Dear Friends,

Social media and network news all covered an event in Washington this past week where a group of
Catholic High School students were in a confrontation with two different groups protesting at the Lincoln
Memorial as they waited for their bus to pick them up and take them home. Each side in the confrontation played
a role in making the situation much worse than it should have been. But what was even more disturbing were the
negative comments in social media and network news, on both sides of the spectrum, about the high school
students and the Native American drum player. Some of the comments were quite ugly.

I am regularly shocked by people’s judgmental comments online about these kind of events. Shocked
because of people’s willingness to make a judgement about the situation without having been present or knowing
anyone involved, but I am even more shocked because of the self-righteous approach rather than an attitude of
care for others and a humility about themselves.

Hopefully, Christianity is teaching something different. Hopefully, those young men at the Lincoln
Memorial learned through the encounter. As Christians, we know we are all sinners. We all fail. We do not
stand above others, but admit that we may have harmed others in our own attitudes and actions. That admittance
of our sin is the first step in changing the world.

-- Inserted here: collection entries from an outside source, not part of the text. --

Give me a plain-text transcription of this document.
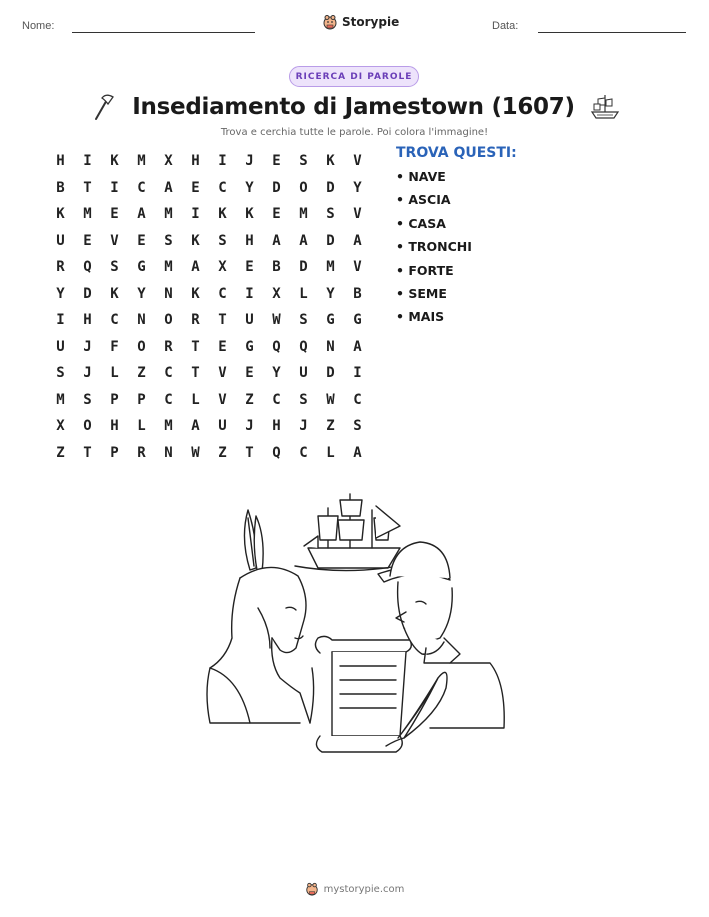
Nome:	Data:
Storypie
RICERCA DI PAROLE
Insediamento di Jamestown (1607)
Trova e cerchia tutte le parole. Poi colora l'immagine!
H	I	K	M	X	H	I	J	E	S	K	V
B	T	I	C	A	E	C	Y	D	O	D	Y
K	M	E	A	M	I	K	K	E	M	S	V
U	E	V	E	S	K	S	H	A	A	D	A
R	Q	S	G	M	A	X	E	B	D	M	V
Y	D	K	Y	N	K	C	I	X	L	Y	B
I	H	C	N	O	R	T	U	W	S	G	G
U	J	F	O	R	T	E	G	Q	Q	N	A
S	J	L	Z	C	T	V	E	Y	U	D	I
M	S	P	P	C	L	V	Z	C	S	W	C
X	O	H	L	M	A	U	J	H	J	Z	S
Z	T	P	R	N	W	Z	T	Q	C	L	A
TROVA QUESTI:
• NAVE
• ASCIA
• CASA
• TRONCHI
• FORTE
• SEME
• MAIS
mystorypie.com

If the church is to speak to our society and challenge it to be
better, then it can only do so by being humbly aware of its own limitations and shortcomings, rather than trying
to speak as if we had some kind of flawless purity.

A starting point for repentance means taking seriously the pain of those who have suffered because of
our sinfulness or the sinfulness of others. Theologians have referred to the life of Jesus as a “dangerous
memory”. The Christian practice of remembering the shocking death of Christ leads to a community of memory
that preserves the Christ-like suffering of those who have been victims of the violence of others. The memory of
Christ’s death, and the memories of all innocent victims, are “dangerous” in that they challenge current systems
of dominance and oppression. This is the constant teaching of Pope Francis in regard to immigrants and the poor
and how the world needs to open their doors to them. As some theologians have said, “To remember the losers of
history is a negative awareness which demands that their suffering not be in vain but, rather, that it motivate
efforts to build a future that is characterized by freedom and the vanquishing of such suffering.” God’s solidarity
with all victims of suffering and oppression assures the final, still unrealized, deliverance of the victims.

Knowledge of our past mistakes can lead to change and is therefore seen by the Church as a good thing –
as Good News. We come to know that we are forgivable, and with God’s help, can be better, more loving,
people. Acknowledging our failures is the grace of God at work; for we come to know ourselves and our God in
an ever deeper way. To say that we are sorry, does not make us less. It brings us closer to God.

I suppose some of the hype this week came from the fact that the high school boys came from a Catholic
School. Similar to the reaction of people to the failure of the bishops to protect children from priests who abused
them, when the Church fails it seems to be worse. Years ago, the theologian Karl Rahner wrote about why it is so
much worse when the Church fails as an institution, “the church can be sinful in a way in which she alone can be
sinful…for she alone can distort by her sin the eternal visible presence of Christ in the world which she is and so
wrap a shroud about him – and do this in the face of men who must seek him as a matter of life and death.”
When the Church sins it makes it harder for people to find Jesus and to hear about the Good News he has for
them.

May we strive to be witnesses of the truth Jesus brings and be willing to go humbly into the human
community; for when we, Christians, fail it is possible that we are keeping people away from God.